Worried students feel trapped in Leicester as Covid cases rise

By Adam Rear

The second national lockdown in England began on November 5 in order to help stop the spread of the Coronavirus, but with cases still rising across the country, is it working here in Leicester?

University students all over the country were told not to travel home for the lockdown to prevent the spread of the disease, however many students wished they had.

Among those is De Monfort University language and speech therapy student Hannah Jowett, 20, who misses home and feels trapped in Leicester during this four-week long lockdown.

“I don’t think people understand how difficult it currently is for students during the pandemic, especially those living in student accommodation like myself,” said Hannah.

“I‘m fortunate enough to get along with my flatmates and have a comfortable living space but I still experience feelings of loneliness and being trapped.”

Hannah, 20, looking out of her window in Leicester

Cases across England have continued to rise despite the second national lockdown being in place, which could be an early indication that, as expected, the virus will become more prevalent in the winter months.

Leicester, which currently has 416.7 cases per 100,000 population, is an area much higher than the national average of 242.2.

When universities in England reopened at the end of September, staff and students, such as those at DMU and University of Leicester, have been contracting the virus.

Between September 14 and November 18, there had been 520 confirmed COVID-19 cases at DMU and 433 at UoL.

However, the rate of new cases reported at each of the two universities has fallen in recent weeks.

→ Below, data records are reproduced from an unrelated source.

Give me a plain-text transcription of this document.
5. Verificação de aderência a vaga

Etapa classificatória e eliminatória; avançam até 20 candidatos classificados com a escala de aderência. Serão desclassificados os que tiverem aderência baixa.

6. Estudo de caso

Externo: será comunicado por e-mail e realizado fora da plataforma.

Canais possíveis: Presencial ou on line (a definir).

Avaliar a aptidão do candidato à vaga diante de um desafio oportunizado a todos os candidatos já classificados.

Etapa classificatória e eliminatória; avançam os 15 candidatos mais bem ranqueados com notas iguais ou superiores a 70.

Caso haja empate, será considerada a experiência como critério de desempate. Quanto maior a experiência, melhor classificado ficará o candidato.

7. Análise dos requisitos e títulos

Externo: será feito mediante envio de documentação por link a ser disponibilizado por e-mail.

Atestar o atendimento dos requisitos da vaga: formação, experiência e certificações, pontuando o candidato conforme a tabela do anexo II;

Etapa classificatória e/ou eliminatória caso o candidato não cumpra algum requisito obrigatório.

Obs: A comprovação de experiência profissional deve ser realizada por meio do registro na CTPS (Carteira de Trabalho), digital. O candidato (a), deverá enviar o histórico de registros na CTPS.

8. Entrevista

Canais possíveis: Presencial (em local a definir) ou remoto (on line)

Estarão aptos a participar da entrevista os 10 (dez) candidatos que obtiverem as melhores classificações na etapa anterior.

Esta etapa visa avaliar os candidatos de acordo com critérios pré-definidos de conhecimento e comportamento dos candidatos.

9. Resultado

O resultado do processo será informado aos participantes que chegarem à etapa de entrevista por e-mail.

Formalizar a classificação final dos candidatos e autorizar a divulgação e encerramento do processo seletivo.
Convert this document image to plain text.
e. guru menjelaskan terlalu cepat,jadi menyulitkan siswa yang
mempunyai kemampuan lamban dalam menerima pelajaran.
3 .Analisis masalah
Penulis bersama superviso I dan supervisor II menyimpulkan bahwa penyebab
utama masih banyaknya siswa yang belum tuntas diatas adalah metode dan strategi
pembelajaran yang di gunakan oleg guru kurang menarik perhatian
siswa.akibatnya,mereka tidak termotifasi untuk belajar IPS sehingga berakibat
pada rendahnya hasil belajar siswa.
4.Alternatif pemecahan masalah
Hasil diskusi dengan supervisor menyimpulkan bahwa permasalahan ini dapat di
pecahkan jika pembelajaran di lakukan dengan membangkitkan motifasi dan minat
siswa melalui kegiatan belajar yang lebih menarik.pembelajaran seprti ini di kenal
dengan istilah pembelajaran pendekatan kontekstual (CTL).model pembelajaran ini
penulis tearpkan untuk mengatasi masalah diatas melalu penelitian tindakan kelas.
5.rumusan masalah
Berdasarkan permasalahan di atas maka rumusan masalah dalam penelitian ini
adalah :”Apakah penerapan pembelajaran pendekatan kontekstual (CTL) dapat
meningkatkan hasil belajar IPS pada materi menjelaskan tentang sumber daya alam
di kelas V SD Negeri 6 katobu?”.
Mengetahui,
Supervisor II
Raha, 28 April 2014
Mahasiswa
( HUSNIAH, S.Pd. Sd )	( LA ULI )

In the week ending October 25, DMU recorded 132 new cases, but the weekly total since then has always been below 60.

“Personally, I’d much rather be at home with my family. I’d definitely be a lot happier and less anxious about the whole situation,” said Hannah.

“I don’t feel completely safe or supported right now – especially when students are getting a lot of blame for the spread of the coronavirus. We’re under a lot of pressure.”

Hospitals in the city are also seeing a surge of COVID-19 positive admissions. As of October 9, there were 15 hospital admissions compared to more than treble that amount in the week starting November 6 with 47 admissions.